Wednesday, June 5, 2013

How Common Attacks Are Being Blocked By Linux IPTABLES

Here in this section I am going to discuss some common attacks can be done on any type of Linux machine and I will also describe that how they are being blocked by iptables.

ICMP Flood | Ping Traffic

This is also known as ping of death attack or an ICMP flood. One must block ping traffic by using iptables. One must block all ICMP incoming packets from outside connection. You can let it allow for your internal network.  Below command shows how ICMP flood can be dropped by using iptables.DROP is used for dropping packet.

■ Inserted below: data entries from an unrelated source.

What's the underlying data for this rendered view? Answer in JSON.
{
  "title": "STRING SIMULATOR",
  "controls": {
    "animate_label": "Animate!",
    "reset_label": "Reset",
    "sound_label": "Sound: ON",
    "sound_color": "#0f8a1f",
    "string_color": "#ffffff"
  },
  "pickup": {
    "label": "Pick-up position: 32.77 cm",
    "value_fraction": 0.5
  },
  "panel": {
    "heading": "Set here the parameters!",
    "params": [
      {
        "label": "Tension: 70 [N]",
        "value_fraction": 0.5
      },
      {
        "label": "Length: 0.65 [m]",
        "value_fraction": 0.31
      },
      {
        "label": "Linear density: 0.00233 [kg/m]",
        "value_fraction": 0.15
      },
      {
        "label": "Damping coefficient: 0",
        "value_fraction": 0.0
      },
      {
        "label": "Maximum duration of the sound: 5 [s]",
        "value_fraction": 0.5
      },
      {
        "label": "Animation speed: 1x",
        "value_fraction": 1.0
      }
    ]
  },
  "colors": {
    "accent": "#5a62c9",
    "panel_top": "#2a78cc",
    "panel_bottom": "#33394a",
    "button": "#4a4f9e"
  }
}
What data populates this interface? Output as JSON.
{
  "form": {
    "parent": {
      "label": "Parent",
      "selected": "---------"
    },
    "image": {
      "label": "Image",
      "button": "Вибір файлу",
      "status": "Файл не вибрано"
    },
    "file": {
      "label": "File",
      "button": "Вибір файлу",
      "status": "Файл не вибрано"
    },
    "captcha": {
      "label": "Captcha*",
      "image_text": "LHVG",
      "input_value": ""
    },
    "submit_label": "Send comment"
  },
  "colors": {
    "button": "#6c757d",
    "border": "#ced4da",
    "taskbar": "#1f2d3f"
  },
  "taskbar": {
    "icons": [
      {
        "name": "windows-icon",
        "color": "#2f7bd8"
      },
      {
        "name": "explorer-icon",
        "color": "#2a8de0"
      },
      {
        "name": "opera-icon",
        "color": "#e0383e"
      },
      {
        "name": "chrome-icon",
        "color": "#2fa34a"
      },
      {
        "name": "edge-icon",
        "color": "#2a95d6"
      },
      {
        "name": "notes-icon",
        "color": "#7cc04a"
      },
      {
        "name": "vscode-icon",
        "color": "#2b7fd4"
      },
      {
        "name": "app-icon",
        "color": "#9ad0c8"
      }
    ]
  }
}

iptables -A OUTPUT -p icmp --icmp-type 8 -j DROP

Drop incoming NULL Packet

Null packets should be dropped by following command:

iptables -A INPUT -p tcp --tcp-flags ALL NONE -j DROP

Drop incoming XMAS Packet

XMAS packets should be dropped by following command:
iptables -A INPUT -p tcp --tcp-flags ALL ALL -j DROP

Drop incoming Fragments Packet

Fragments packets should be dropped by following command:

iptables -A INPUT -f -j DROP

Drop SYN Packets

SYN packets should be dropped by following command:

iptables -A INPUT -p tcp ! --syn -m state --state NEW -j DROP

2 comments:

Anonymous said...

The first command:

iptables -A OUTPUT -p icmp --icmp-type 8 -j DROP

just drops all outgoing ping-request. Incoming ping-requests need to be dropped in INPUT Chain, too.

Frogy said...

Yes you are certainly right. Thanks for your input and marking that.